The plain language of the statute does not permit these actions, because it was written many years ago, and requires the exchange of actual physical objects containing the material. (Copies or Phonorecords), they are simply out of luck.

Since there is NO proof of a physical object changing hands, nor for that matter is there any proof that an electronic copy changed hands to an unauthorized person (Remember, MS is an agent of RIAA, and therefore AUTHORIZED to download), they are out of luck.

The treaty they cite seems to suggest that the national law in each country that has signed it MUST prohibit the conduct that they complain of. However the US Congress has declined to change the law in that regard. Thus, "Making available" is NOT currently against the law, ONLY the action of transfer of "Copies or Phonorecords".

If they dont like the fact the US Congress has declined to enact a provision of a treaty, their only recourse is to the Congress.


Anonymous said...

The MPAA and PFA briefs seem to rely almost entirely on policy arguments, but they don't really seem to make a compelling reply to the argument that they can sue under the reproduction right. That's a pretty compelling tie-breaker. It may be more costly to prove infringement under that theory, but it certainly is possible. In fact, I'd think that it would probably be easier to prove infringement under that theory than under a distribution theory. For instance, if a media file had metadata linked to a warez group, that would serve as an inference that the media was improperly reproduced. On the other hand, if the media file did not contain such metadata, and the person had the CD, it would create an inference in fail of fair use ripping.

The media company's argument seems to be that because they have lots of money, and because copyright is important, they should be able to have access to the courts at less cost than a copyright defendant. I don't think anyone who questions their legal tactics believes that they shouldn't have access to the courts at all, but simply that they should play by the same rules that the rest of us little people play by.

Anonymous said...

I think an important point is that the RIAA could make a circumstantial case that a file in a share folder must have been downloaded. In fact, a judge made that assumption for them once (in a highly improper fashion). The problem is that the RIAA doesn't want to have to make a case, they want their case presumed to be true. They want the possibility that infringement could take place to mean guilty of infringement and liable for millions of dollars in statutory damages.

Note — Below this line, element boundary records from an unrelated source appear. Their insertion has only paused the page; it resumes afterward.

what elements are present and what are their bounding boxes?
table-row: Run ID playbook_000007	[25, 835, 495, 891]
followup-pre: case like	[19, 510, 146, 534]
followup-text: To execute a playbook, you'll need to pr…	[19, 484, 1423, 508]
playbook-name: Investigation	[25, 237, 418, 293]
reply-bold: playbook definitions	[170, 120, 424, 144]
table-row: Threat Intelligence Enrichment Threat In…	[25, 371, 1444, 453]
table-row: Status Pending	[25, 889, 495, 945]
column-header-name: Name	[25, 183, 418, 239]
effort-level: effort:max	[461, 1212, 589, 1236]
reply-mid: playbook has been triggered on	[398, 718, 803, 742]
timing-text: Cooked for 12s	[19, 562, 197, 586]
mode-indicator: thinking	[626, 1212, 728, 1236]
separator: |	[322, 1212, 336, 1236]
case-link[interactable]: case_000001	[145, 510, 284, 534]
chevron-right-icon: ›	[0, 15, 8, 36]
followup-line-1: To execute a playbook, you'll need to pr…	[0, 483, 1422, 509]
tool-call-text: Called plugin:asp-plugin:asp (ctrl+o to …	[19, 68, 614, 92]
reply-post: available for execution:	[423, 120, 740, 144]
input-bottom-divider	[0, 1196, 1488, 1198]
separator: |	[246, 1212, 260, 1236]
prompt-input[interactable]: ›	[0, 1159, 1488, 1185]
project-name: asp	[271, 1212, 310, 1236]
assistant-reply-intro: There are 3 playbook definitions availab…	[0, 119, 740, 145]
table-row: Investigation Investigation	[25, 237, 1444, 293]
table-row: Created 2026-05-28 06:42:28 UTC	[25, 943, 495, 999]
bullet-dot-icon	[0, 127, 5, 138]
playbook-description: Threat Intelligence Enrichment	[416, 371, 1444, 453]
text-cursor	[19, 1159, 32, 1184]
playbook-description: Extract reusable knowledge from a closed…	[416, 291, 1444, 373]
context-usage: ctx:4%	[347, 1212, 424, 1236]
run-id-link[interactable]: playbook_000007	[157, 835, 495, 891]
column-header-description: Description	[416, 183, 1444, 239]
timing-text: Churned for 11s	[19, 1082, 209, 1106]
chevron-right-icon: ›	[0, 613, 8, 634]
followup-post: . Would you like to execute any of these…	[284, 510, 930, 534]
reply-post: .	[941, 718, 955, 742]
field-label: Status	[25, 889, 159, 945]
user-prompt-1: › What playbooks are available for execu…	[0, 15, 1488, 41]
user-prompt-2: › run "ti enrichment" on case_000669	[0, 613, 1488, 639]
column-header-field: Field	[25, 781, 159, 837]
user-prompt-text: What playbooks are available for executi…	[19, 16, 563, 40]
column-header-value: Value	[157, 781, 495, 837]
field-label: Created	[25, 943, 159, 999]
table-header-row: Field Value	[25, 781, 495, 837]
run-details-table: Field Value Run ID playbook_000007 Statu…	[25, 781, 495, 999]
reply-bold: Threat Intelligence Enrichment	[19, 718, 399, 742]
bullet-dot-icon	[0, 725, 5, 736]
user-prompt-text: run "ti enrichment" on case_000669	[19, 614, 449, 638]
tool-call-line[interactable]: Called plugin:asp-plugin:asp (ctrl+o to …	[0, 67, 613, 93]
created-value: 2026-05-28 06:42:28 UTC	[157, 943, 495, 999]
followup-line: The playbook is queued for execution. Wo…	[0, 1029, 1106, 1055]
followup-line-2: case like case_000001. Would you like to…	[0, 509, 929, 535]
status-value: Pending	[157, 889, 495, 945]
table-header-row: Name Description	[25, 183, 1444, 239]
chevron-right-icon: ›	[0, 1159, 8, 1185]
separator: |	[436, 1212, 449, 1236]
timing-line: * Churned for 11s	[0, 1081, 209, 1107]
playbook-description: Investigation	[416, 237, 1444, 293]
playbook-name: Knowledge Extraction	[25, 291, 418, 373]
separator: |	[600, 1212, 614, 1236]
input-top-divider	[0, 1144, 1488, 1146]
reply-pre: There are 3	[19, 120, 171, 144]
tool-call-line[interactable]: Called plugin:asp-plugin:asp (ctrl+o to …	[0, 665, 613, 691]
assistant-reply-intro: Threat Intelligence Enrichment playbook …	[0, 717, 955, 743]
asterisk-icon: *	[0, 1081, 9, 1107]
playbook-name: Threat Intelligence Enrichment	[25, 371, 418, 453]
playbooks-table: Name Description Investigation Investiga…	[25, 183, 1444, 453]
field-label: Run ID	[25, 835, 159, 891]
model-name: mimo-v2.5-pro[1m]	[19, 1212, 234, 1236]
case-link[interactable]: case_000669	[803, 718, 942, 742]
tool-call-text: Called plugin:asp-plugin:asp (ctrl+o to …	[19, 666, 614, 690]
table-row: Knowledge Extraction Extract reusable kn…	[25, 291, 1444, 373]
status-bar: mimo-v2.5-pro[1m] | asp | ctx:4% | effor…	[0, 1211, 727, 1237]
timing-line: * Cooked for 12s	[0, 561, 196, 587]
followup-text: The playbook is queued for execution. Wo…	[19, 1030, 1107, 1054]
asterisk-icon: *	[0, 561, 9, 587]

In the RIAA's world everybody is an illegal infringer and it is just a matter of when they will get around to suing them, regardless of whether the defendants have every copied anything ever

Anonymous said...

Is it just me, or is this "PFF" confusingly similar to the EFF in name?

- C15

Not Telling said...

In the Jammie Thomas case, the Amicus Brief filed by the Progress and Freedom Foundation should be thrown out.

The Progress and Freedom Foundation lists among its members:

Sony & BMG Music Entertainment (which owns Arista Records)
EMI Group (which owns Capitol Records)
NBC Universal (which owns Universal Music Group (which owns Interscope Records))
Time Warner (which owns Warner Bros. Records)

All of whom are Plaintiffs in this case.

Alter_Fritz said...


Commentary & discussion:
Heise online (german)

Anonymous said...

> All of whom are Plaintiffs in this case.

You should also compare their brief to the EFF's. While the EFF has an entire section about their interest as an amici, the PFF puts absolutely nothing.

I guess that "industry sock-puppet" would've sounded a little gauche.

- C15

Anonymous said...

Well, I've been reading a lot of legal stuff lately, not just here but on a case I am actually involved in. And IANAL, but I've been trying to summarize the core arguments to explain them to others I work with.

Anyway, it seems that the arguments here are very simply summarized:

Amici for the defendant: The copyright law clearly states that a distribution requires the bits to move.

Amici for the plaintiff: Copyright law should be interpreted in the context of what the Berne treaty might imply/mean about distribution.

Is that a good summary of the two sides?